Last Christmas, I had a minor family tech crisis (we’ve all had those, right)? I was visiting my parents, and my mom asked me to AirDrop some photos from my iPhone to hers. I’ve AirDropped photos probably a hundred times, but this time, for some reason, it didn’t work. My phone showed the photos as “sent”, but they weren’t appearing on my mom’s phone.
I could feel my mom’s confidence in my skills plummeting. Before I knew it, she’d snatched the phone out of my hands and barged into my dad’s office. My dad then attempted to troubleshoot the problem — without success — while my mom looked on and grew more and more frustrated. Needless to say, it wasn’t long before my parents were arguing loudly, and everyone in the house was in a terrible mood.
As I watched the unpleasantness unfold, I realized that my parents were both struggling with the same thing — fear, and specifically, fear related to technology. My mom has classic technophobia; she’s reluctant to so much as adjust the settings on her iPhone, for fear she will (actually, literally) blow the phone up. My dad, on the other hand, works in tech and is well-versed in tech-speak — but I suspect that when he was put under pressure to solve my mom’s problem, his imposter syndrome came rushing to the surface. He was afraid of being exposed as a fraud.
In this particular case, of course, fear just resulted in a big noisy fight. But as I’ve reflected on the incident over the past few months, I’ve recognized that fear is actually a major motivating factor in good design. For example, rideshare apps like Uber and Lyft address the fear of feeling stranded — of not having the autonomy to go from place to place as we please. Dating apps, with their enormous range of options for connecting with the potential “right” partner, arise from our fear of rejection. And apps like Snapchat and Facetune protect our fragile egos by giving us control over how we share images of ourselves with others.
Why is fear so important, and so prevalent, in design? I believe it’s because fear helps us empathize with each other — and real empathy is a requirement for genuine design.
Here’s a personal example: as part of one of my first projects at Grio, I had to conduct a deep dive on a client’s Android app. I’ve been a die-hard Apple user since around 2008, and over the past decade I’ve barely touched an Android device. But I forged ahead, and with some help from my colleagues, soon found myself staring at an Android emulator.

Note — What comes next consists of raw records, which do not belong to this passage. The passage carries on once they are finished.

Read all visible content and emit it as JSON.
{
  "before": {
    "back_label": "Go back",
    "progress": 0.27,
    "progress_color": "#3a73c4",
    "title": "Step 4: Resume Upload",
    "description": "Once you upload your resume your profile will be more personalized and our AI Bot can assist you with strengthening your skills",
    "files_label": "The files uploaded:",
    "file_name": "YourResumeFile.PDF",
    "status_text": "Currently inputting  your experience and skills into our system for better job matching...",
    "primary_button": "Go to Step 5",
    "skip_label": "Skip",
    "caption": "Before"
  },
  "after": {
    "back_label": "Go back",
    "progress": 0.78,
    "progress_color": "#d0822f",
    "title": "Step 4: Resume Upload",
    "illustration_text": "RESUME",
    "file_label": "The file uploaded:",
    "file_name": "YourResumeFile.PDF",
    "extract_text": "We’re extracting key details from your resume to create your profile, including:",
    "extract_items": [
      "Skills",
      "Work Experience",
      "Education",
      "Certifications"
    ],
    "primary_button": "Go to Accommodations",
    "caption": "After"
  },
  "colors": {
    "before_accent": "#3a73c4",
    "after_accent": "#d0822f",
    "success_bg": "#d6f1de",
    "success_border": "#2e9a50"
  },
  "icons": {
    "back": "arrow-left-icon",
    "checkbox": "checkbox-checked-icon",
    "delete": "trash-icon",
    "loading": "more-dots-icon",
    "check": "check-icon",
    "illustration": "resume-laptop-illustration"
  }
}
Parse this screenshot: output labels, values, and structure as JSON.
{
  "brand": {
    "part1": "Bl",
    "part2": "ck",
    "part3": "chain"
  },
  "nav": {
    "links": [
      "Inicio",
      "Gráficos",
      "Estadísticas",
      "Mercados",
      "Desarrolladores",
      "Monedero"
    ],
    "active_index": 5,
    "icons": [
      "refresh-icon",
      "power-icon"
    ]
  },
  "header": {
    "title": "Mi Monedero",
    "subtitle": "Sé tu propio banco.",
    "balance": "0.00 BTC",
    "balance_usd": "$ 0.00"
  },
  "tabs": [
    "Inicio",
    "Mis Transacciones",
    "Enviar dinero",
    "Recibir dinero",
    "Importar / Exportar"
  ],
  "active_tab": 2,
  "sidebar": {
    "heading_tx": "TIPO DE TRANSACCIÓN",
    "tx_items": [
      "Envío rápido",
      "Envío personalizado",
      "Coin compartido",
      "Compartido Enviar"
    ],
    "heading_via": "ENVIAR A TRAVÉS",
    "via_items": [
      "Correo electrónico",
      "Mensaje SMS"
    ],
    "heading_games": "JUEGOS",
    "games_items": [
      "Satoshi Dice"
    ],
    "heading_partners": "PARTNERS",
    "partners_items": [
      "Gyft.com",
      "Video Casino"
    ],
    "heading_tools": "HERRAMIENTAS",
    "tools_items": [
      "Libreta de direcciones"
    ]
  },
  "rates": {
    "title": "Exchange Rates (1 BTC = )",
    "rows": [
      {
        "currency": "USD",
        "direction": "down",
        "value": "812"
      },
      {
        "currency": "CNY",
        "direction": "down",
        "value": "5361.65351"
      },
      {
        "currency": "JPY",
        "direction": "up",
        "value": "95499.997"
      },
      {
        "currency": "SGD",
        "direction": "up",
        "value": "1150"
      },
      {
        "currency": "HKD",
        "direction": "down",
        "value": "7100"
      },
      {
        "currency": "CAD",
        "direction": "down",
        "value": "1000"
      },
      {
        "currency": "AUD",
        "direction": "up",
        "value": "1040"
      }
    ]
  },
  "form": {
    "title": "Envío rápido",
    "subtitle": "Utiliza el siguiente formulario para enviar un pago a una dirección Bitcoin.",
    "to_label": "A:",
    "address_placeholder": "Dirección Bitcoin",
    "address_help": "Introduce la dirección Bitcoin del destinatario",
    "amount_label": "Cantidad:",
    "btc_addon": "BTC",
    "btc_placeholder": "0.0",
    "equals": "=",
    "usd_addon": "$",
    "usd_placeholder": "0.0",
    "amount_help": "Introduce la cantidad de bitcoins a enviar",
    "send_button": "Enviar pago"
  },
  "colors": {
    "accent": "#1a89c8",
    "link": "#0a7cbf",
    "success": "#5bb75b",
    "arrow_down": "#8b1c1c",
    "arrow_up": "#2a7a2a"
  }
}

I immediately noticed that the Android interface didn’t make much sense to me. There were buttons I didn’t understand, and interactions that weren’t intuitive. As I struggled to find my way around, it hit me — this is how my mom feels about her iPhone. The whole experience was mysterious and unfamiliar, and I was, in fact, a little afraid that I’d blow something up.
That experience didn’t translate directly to any major design improvements, but it did teach me a lot about how new users feel when they interact with a piece of technology for the first time. And as a UX designer, I believe that’s one of the most important insights I can gain.

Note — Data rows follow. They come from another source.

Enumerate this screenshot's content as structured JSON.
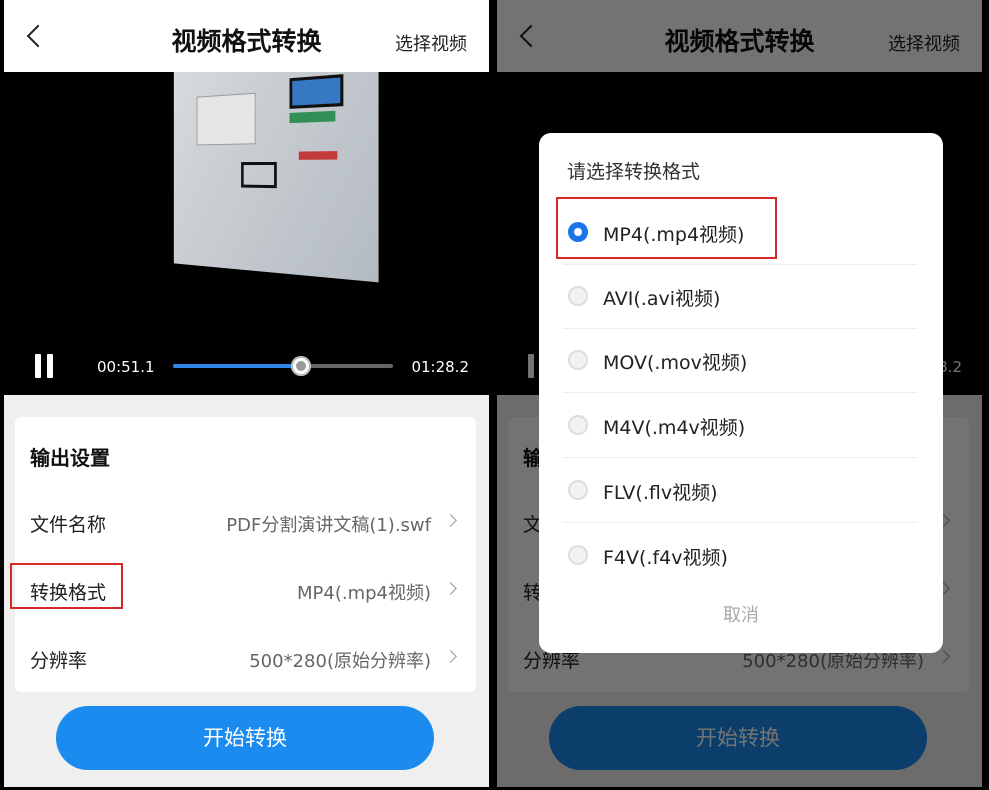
{
  "app": {
    "title": "视频格式转换",
    "select_video": "选择视频"
  },
  "player": {
    "current_time": "00:51.1",
    "total_time": "01:28.2",
    "progress": 0.58
  },
  "settings": {
    "heading": "输出设置",
    "rows": [
      {
        "label": "文件名称",
        "value": "PDF分割演讲文稿(1).swf"
      },
      {
        "label": "转换格式",
        "value": "MP4(.mp4视频)"
      },
      {
        "label": "分辨率",
        "value": "500*280(原始分辨率)"
      }
    ]
  },
  "start_button": "开始转换",
  "dialog": {
    "title": "请选择转换格式",
    "options": [
      {
        "label": "MP4(.mp4视频)",
        "selected": true
      },
      {
        "label": "AVI(.avi视频)",
        "selected": false
      },
      {
        "label": "MOV(.mov视频)",
        "selected": false
      },
      {
        "label": "M4V(.m4v视频)",
        "selected": false
      },
      {
        "label": "FLV(.flv视频)",
        "selected": false
      },
      {
        "label": "F4V(.f4v视频)",
        "selected": false
      }
    ],
    "cancel": "取消"
  },
  "colors": {
    "accent": "#1b8bf0",
    "highlight": "#d42a2a"
  }
}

I also observed the power of fear as a design motivator during my Master’s program, when I worked on a thesis project related to mental health. My collaborators and I created a concept for a smartphone/smartwatch app that would help people combat depression, and regain control of their thoughts and feelings, by sending them micro-interventions throughout the day. First thing in the morning, for example, the app might remind them of something fun they were looking forward to. Later on, they might get a reminder to appreciate their surroundings, or to take a deep breath before a stressful meeting.
Our motivation for this project was the fear of helplessness. Helplessness is an almost universal human feeling — we all experience it at some point, and everyone working on the app could empathize with our end users’ anxieties. We wanted to help others take small steps toward addressing their fears of helplessness; and, perhaps most importantly, we wanted to let people know that they weren’t alone.
These examples — my rough introduction to Android, and my empathy for others’ struggles with mental health — are just two of many that I’ve found to illustrate the important role of fear in design. As I’ve reflected on these experiences, I’ve come up with a few major takeaways:
- Negative experiences can be an opportunity for innovation. When we experience fear, we can also experience empathy — and, potentially, design a product or service to help others.
- There’s more to everything than meets the eye. On the surface, my parents’ AirDrop fight might have looked like just another minor marital spat. It was only when I stepped back, observed, and reflected on the situation that I was able to see the more complex dynamics and emotions — including fear — at play.
- Empathy is one of our greatest assets — and it can be sharpened and nurtured over time. We don’t all feel immediate empathy in every situation; we develop it by facing different challenges and experiences, and it’s not something we should ever take for granted.
In conclusion…if you’re wondering whether we ever got the photos onto my mom’s iPhone, the answer is no. Eventually, my dad gave up and bought her a new iPhone X. I’m not sure that was the best solution — she’s still afraid of it, along with a host of other issues — but I’ll save those stories for another time.